Perhaps nobody’s task was more important than Romer’s. She had drafted a crucial section of the memo which included an economic forecast and projections about the impact of a fiscal stimulus. Romer was well suited for the job; an economic historian, she was a close student of Washington policymaking during downturns. One of her key papers as an economist at the University of California at Berkeley, where she had spent the previous twenty years, showed that, contrary to popular belief, Franklin D. Roosevelt’s spending programs hadn’t pulled America out of the Depression. (She found that monetary policy was the key factor.) Conservatives had seized on the paper to disprove the efficacy of fiscal stimulus, but Romer’s point wasn’t that Roosevelt had spent too much to no purpose; it was that he hadn’t spent enough. When faced with a severe recession, she believed in overwhelming force.
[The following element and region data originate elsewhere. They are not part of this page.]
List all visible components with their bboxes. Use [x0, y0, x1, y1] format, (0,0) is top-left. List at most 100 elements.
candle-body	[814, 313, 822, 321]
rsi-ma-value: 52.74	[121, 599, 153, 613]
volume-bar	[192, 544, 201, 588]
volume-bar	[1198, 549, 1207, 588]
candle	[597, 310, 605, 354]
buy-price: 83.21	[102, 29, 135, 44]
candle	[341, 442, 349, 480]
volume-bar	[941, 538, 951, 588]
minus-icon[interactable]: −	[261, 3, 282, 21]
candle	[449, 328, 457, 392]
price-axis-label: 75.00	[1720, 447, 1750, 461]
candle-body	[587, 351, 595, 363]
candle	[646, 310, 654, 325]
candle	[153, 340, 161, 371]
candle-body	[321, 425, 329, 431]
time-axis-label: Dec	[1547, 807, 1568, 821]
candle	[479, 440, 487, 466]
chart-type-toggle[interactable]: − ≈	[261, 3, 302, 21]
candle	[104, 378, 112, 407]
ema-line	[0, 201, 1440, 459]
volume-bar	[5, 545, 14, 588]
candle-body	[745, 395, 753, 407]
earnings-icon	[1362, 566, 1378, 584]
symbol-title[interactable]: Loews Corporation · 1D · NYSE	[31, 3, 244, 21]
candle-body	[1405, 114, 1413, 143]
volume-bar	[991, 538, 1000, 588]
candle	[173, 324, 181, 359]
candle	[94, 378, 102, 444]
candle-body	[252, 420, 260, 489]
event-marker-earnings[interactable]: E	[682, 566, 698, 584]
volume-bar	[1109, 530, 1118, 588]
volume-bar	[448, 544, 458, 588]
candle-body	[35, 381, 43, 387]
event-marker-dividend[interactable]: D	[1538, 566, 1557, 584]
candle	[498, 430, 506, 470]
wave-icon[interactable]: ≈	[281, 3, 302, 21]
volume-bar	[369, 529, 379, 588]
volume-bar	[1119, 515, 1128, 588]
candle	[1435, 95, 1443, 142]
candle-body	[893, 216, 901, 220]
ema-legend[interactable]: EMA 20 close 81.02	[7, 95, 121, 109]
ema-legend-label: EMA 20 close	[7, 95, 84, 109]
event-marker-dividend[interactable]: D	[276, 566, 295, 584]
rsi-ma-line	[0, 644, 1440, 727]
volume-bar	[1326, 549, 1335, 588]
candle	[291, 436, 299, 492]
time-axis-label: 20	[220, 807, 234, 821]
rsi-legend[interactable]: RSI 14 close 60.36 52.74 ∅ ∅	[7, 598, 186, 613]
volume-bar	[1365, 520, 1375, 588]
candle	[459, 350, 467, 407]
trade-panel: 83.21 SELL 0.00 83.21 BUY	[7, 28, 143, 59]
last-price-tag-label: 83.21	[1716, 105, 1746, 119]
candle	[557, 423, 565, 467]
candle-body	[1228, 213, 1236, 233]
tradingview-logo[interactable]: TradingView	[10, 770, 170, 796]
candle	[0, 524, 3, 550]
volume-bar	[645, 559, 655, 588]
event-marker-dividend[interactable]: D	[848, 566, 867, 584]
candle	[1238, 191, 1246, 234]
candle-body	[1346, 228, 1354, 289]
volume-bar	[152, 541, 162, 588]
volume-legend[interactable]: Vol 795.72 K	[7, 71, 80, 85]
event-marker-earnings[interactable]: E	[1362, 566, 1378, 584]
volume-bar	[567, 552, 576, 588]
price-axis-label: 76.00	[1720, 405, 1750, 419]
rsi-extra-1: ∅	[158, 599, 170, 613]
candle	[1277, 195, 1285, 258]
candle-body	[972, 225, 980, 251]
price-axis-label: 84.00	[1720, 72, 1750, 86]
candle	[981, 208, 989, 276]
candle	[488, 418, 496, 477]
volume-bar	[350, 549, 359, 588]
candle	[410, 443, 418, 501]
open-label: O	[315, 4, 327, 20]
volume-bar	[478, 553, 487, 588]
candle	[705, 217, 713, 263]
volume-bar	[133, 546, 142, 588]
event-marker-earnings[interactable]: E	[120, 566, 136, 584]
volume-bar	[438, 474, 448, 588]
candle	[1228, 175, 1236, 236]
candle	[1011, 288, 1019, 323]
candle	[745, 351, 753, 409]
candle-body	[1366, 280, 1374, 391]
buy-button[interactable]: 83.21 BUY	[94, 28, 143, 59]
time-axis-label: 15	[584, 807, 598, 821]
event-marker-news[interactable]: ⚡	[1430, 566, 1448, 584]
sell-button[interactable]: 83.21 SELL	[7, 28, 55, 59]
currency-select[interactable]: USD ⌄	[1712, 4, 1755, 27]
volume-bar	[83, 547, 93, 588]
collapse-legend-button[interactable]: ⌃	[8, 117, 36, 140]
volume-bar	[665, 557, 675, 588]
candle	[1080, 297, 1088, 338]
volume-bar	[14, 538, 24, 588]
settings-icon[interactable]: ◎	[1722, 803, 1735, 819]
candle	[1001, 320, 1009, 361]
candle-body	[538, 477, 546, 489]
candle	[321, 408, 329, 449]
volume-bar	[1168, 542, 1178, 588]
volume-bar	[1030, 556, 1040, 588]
Summers has been working in Presidential politics for two decades, but Romer was entering government for the first time. “I’m the quintessential outsider here,” she told me. But she was a “giant supporter of the President, probably since 2004.” She said, “On a bad day, my husband would find me at home clicking on the Democratic Convention speech, saying, ‘I want this man to be President.’ ” At the December meeting, it was Romer’s job to explain just how bad the economy was likely to get. “David Axelrod said we have to have a ‘holy-shit moment,’ ” she began. “Well, Mr. President, this is your ‘holy-shit moment.’ It’s worse than we thought.” She gave a short tutorial about what happens to an economy during a depression, what happened during previous severe recessions, and what could happen if the Administration didn’t act. She showed PowerPoint slides emphasizing that the situation would require a bold government response. The purpose of a stimulus is to fill the hole left during a recession by the difference between the economy’s potential and what it’s actually producing—what economists call the “output gap.” She explained the impact of different types of stimulus, giving a lesson on “fiscal multipliers”—the term economists use to describe the economic impact of every dollar of stimulus. For instance, she explained, a dollar of government spending raised the G.D.P. by about a dollar fifty, while every dollar of tax cuts, which are partially saved, generally returned about a dollar or less.

Axelrod told me, “The basic message was that, if we didn’t act quickly to replace the output we were losing, unemployment could skyrocket.” Romer mentioned that employers had dropped more than half a million workers from the payrolls in November, the biggest cut in more than three decades. “The conditions are grim, and deteriorating rapidly,” she told the President.

The most important question facing Obama that day was how large the stimulus should be. Since the election, as the economy continued to worsen, the consensus among economists kept rising. A hundred-billion-dollar stimulus had seemed prudent earlier in the year. Congress now appeared receptive to something on the order of five hundred billion. Joseph Stiglitz, the Nobel laureate, was calling for a trillion. Romer had run simulations of the effects of stimulus packages of varying sizes: six hundred billion dollars, eight hundred billion dollars, and $1.2 trillion. The best estimate for the output gap was some two trillion dollars over 2009 and 2010. Because of the multiplier effect, filling that gap didn’t require two trillion dollars of government spending, but Romer’s analysis, deeply informed by her work on the Depression, suggested that the package should probably be more than $1.2 trillion. The memo to Obama, however, detailed only two packages: a five-hundred-and-fifty-billion-dollar stimulus and an eight-hundred-and-ninety-billion-dollar stimulus. Summers did not include Romer’s $1.2-trillion projection. The memo argued that the stimulus should not be used to fill the entire output gap; rather, it was “an insurance package against catastrophic failure.” At the meeting, according to one participant, “there was no serious discussion to going above a trillion dollars.”

So thank you no, Messrs. Penn and Begala. I don’t want to buy the perfumed centrist (i.e., keep moving to the right) horse manure you’re peddling. And if President Obama and the Democrats are smart, they won’t either.